Let’s focus herein on the true Level 5 self-driving car. Much of the comments apply to the less than Level 5 self-driving cars too, but the fully autonomous AI self-driving car will receive the most attention in this discussion.

Here’s the usual steps involved in the AI driving task:

  •         Sensor data collection and interpretation
  •         Sensor fusion
  •         Virtual world model updating
  •         AI action planning
  •         Car controls command issuance

Another key aspect of AI self-driving cars is that they will be driving on our roadways in the midst of human driven cars too. There are some pundits of AI self-driving cars that continually refer to a Utopian world in which there are only AI self-driving cars on the public roads. Currently there are about 250+ million conventional cars in the United States alone, and those cars are not going to magically disappear or become true Level 5 AI self-driving cars overnight.

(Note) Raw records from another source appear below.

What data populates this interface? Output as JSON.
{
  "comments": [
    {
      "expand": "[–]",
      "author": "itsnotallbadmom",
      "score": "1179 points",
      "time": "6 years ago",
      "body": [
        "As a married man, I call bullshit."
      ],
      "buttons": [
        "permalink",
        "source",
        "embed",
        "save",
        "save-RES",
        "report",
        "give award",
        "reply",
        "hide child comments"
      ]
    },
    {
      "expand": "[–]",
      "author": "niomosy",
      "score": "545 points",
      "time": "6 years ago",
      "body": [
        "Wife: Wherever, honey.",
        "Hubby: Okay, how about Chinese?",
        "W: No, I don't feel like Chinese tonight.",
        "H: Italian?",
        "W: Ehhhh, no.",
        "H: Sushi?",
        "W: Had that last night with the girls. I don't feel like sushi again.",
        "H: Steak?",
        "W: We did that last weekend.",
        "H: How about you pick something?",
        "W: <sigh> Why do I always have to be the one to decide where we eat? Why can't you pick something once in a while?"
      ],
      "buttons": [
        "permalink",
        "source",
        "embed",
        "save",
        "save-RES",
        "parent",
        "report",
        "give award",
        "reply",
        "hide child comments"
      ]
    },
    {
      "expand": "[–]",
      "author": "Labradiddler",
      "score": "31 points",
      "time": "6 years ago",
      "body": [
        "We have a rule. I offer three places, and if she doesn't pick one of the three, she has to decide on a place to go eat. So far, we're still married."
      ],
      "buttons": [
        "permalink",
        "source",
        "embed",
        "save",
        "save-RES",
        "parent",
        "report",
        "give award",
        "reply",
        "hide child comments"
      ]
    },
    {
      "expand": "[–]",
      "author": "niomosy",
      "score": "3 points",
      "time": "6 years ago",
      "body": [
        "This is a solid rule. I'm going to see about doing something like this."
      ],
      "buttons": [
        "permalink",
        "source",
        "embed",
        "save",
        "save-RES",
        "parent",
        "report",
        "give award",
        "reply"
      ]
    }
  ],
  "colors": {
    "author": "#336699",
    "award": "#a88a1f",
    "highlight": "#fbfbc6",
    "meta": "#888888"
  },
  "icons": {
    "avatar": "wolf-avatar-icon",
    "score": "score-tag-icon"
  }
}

Indeed, the use of human driven cars will last for many years, likely many decades, and the advent of AI self-driving cars will occur while there are still human driven cars on the roads. This is a crucial point since this means that the AI of self-driving cars needs to be able to contend with not just other AI self-driving cars, but also contend with human driven cars. It is easy to envision a simplistic and rather unrealistic world in which all AI self-driving cars are politely interacting with each other and being civil about roadway interactions. That’s not what is going to be happening for the foreseeable future. AI self-driving cars and human driven cars will need to be able to cope with each other.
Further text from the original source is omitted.